Saudara-saudari yang terkasih,
marilah kita memuji Allah atas lawatan bersejarah ini dan marilah kita terus
mendoakan negeri itu dan Timur Tengah. Di Irak, meski ada raungan kehancuran
dan senjata, pohon palma, lambang negara dan lambang harapannya, terus tumbuh
dan berbuah. Begitu pula dengan persaudaraan : seperti buah pohon palma, pohon
palma tidak membuat gaduh, tetapi berbuah dan tumbuh. Semoga Allah, yang adalah
Sang Perdamaian, memberikan masa depan persaudaraan kepada Irak, Timur Tengah,
dan seluruh dunia!
[Sambutan Khusus]
Dengan hormat saya menyapa umat yang
berbahasa Inggris. Semoga perjalanan Prapaskah kita membawa kita menuju
sukacita Paskah dengan hati yang dimurnikan dan diperbarui oleh rahmat Roh
Kudus. Atas kalian dan keluarga kalian, saya memohonkan sukacita dan damai
Tuhan kita Yesus Kristus. Tuhan memberkati kalian!
[Ringkasan dalam bahasa Inggris yang
disampaikan oleh seorang penutur]
Saudara dan saudari yang terkasih,
oleh pemeliharaan Allah, pada hari-hari ini saya dapat melakukan lawatan
pertama seorang Paus ke tanah Abraham. Saya berterima kasih kepada mereka yang
memungkinkan perjalanan apostolik saya ke Irak : Presiden dan Pemerintah
Republik Irak, para patriark, para uskup dan umat berbagai Gereja, dan para
pemimpin agama Irak. Saya sangat berterima kasih kepada Ayatollah Agung
Al-Sistani atas pertemuan kami yang ramah di Najaf.

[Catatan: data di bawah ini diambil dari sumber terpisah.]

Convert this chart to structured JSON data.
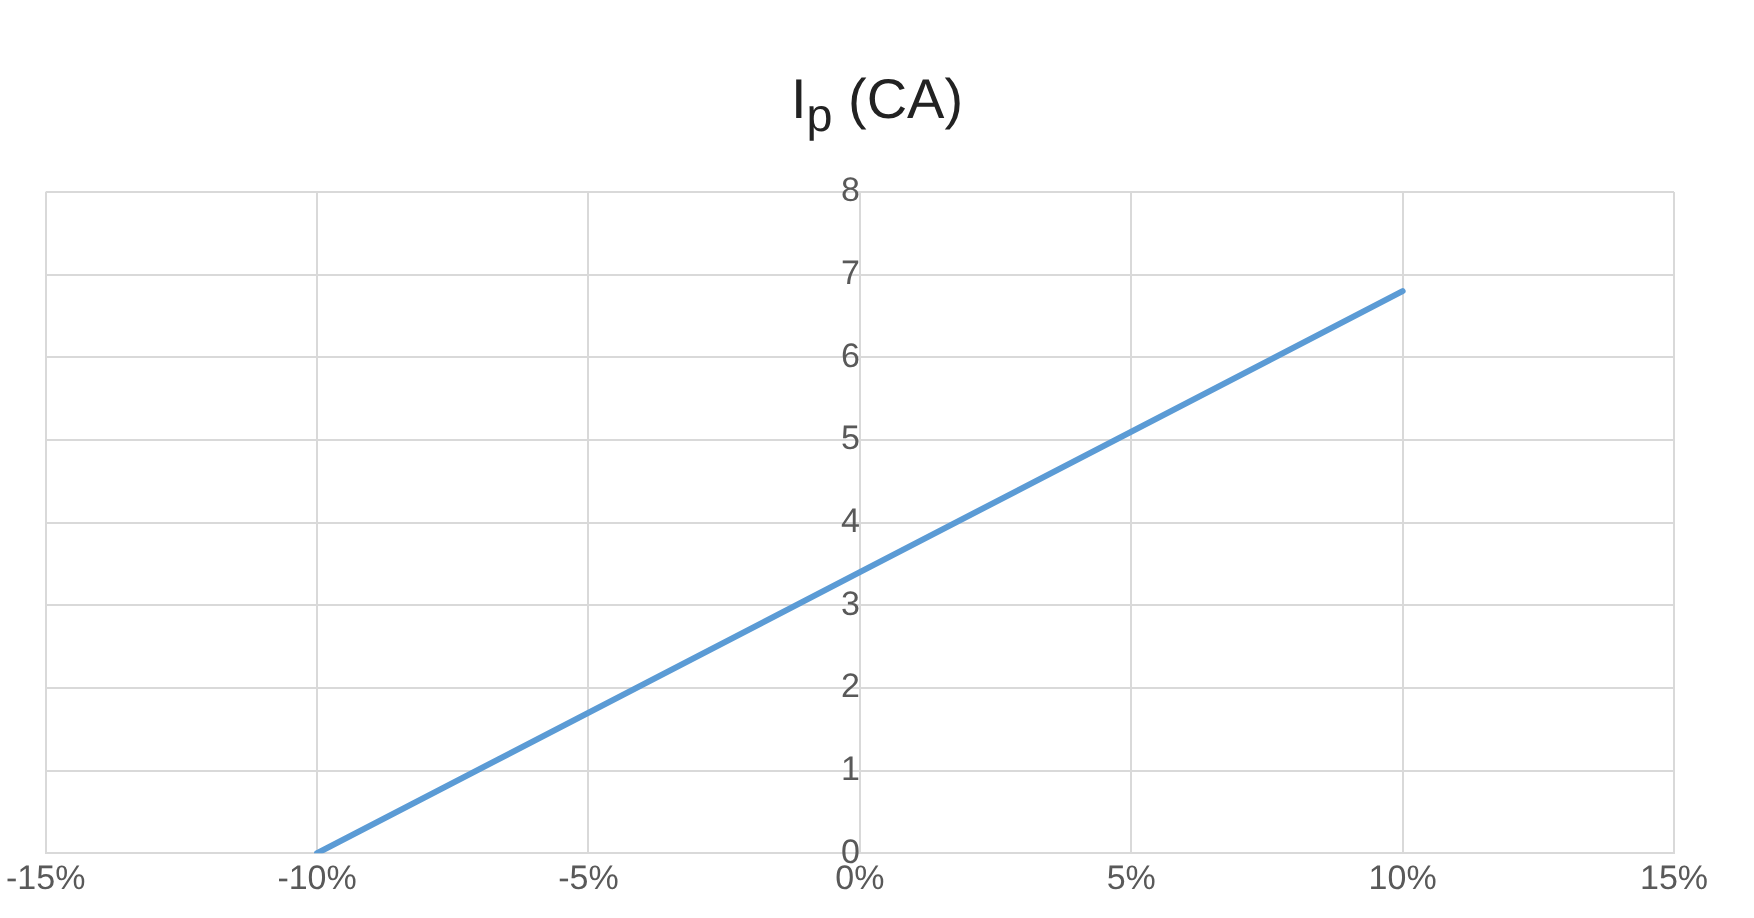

Lawatan saya dimaksudkan sebagai peziarahan penyesalan, untuk menunjukkan kedekatan dan kesetiakawanan saya dengan Gereja para martir di negeri yang telah sangat menderita akibat kekerasan, terorisme dan peperangan, serta menyaksikan penurunan yang signifikan jumlah umat Kristiani. Pada pertemuan saya dengan para pemuka agama di Ur, kami mendoakan tumbuhnya persaudaraan dan kerjasama antarumat beriman. Di sana, di tempat Abraham menerima panggilan Allah, dua pemuda Irak - satu Kristiani, satu Muslim - memberikan kesaksian yang menyentuh tentang persahabatan yang mampu menghargai perbedaan seraya tetap berlandaskan kasih kepada Allah dan sesama. Di Katedral Siro-Katolik, Baghdad, di mana empat puluh delapan orang dibunuh pada tahun 2010, dalam pertemuan di Mosul dan Qaraqosh di tengah reruntuhan gereja dan mesjid, dan dalam perayaan Ekaristi di Baghdad dan Erbil, kami merefleksikan panggilan kami sebagai umat Kristiani untuk menjadi saksi-saksi pengampunan, pendamaian dan perdamaian yang diajarkan Kristus. Marilah kita berdoa agar hari-hari ini berkontribusi pada perjalanan yang berkelanjutan menuju persaudaraan dan perdamaian di Irak, Timur Tengah, dan seluruh dunia.